Diabetes Forecast

Changes in Attitude

By David Kosberg , ,

David Kosberg

Fifteen years ago, I was fresh off a diagnosis of type 2 diabetes, and food had become the enemy. I was advised to make an appointment with a registered dietitian to help me overcome this newfound fear of eating. I was so afraid of carbohydrates that I lost 12 pounds in the month leading up to my appointment.

The dietitian told me I could have up to 60 grams of carbohydrate per meal but suggested I limit bread and sweets and focus more on fruits and vegetables. None of this was unreasonable, but I was used to eating pancakes drenched in syrup for breakfast and cheeseburgers with soda for dinner. Suddenly I had to consciously think about every item of food I put into my mouth. In the six months that followed, I dropped an additional 12 pounds.

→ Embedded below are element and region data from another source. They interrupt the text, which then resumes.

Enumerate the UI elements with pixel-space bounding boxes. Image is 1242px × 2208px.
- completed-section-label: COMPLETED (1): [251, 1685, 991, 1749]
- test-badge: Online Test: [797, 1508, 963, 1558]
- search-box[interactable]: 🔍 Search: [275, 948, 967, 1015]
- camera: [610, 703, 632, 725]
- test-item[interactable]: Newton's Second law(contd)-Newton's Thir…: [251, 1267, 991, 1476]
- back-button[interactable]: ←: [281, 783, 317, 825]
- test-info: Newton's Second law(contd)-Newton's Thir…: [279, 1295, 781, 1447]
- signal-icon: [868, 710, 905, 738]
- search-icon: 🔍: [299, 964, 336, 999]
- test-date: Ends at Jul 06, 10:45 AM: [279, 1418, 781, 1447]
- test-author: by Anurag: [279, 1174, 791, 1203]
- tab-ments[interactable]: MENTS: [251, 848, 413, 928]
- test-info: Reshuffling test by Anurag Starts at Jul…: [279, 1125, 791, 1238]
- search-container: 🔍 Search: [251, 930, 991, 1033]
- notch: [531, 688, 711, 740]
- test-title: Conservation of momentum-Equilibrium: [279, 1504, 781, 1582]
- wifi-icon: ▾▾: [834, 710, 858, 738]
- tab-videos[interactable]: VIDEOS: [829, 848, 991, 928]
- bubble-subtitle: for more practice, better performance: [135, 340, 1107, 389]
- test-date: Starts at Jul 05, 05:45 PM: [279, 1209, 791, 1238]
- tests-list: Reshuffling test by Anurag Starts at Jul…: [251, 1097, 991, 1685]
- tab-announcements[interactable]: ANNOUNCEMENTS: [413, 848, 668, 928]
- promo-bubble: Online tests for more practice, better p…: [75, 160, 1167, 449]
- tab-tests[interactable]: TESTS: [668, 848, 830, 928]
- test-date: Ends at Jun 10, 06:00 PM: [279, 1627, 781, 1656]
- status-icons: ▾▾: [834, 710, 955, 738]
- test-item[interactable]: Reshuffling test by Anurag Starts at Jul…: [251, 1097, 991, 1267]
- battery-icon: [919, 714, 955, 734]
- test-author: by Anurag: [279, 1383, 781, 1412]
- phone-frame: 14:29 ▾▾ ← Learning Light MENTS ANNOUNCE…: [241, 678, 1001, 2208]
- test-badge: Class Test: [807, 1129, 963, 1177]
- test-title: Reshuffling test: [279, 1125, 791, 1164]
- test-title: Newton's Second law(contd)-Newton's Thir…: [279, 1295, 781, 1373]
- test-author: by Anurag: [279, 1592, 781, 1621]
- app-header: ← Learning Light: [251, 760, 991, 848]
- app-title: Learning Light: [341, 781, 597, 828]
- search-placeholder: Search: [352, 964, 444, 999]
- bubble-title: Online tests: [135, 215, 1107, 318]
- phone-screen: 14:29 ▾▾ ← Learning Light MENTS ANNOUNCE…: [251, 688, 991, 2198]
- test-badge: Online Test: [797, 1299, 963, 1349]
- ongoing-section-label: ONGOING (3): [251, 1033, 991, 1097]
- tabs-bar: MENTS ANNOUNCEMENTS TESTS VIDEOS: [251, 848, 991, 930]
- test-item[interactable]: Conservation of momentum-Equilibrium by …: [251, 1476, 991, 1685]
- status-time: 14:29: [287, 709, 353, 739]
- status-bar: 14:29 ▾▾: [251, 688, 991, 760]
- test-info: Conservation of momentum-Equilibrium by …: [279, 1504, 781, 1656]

I was now 24 pounds thinner than I was before my diagnosis. This should have felt like a triumph, given that I needed to lose weight, but I was undernourished—and depressed. I didn’t like having parameters on what and when I ate.

Despite that, I forced myself to get up to speed on this disease. I had a lot to learn. First lesson: Either you manage diabetes or it manages you. I learned that proper diet and exercise can manage blood glucose levels immensely. So I began making changes. Instead of eating all my meals out, I began preparing food at home. And I vowed to more consistently follow the advice I’d received about exercise by working out for 30 minutes a day at least three days a week.

Now, 15 years after my diagnosis, I walk 3 miles most days of the week, and it not only boosts me mentally, but it also allows me the freedom to eat the foods I love, as long as I watch my portion sizes. My blood glucose has remained within a normal range. And my weight has, too.

Over the years, I’ve talked to many people who were discouraged by their lack of success in managing their diabetes. I know from my own experience that type 2 transformed my lifestyle. So I tell them: With time, eating well and exercising regularly becomes a way of life. If I can change even one person’s attitude—by showing how it’s possible to live a happy and healthy life with diabetes—then I’m satisfied.

David Kosberg, who was diagnosed with type 2 diabetes in 2003, lives in St. Louis, Missouri. He enjoys exercising on a daily basis.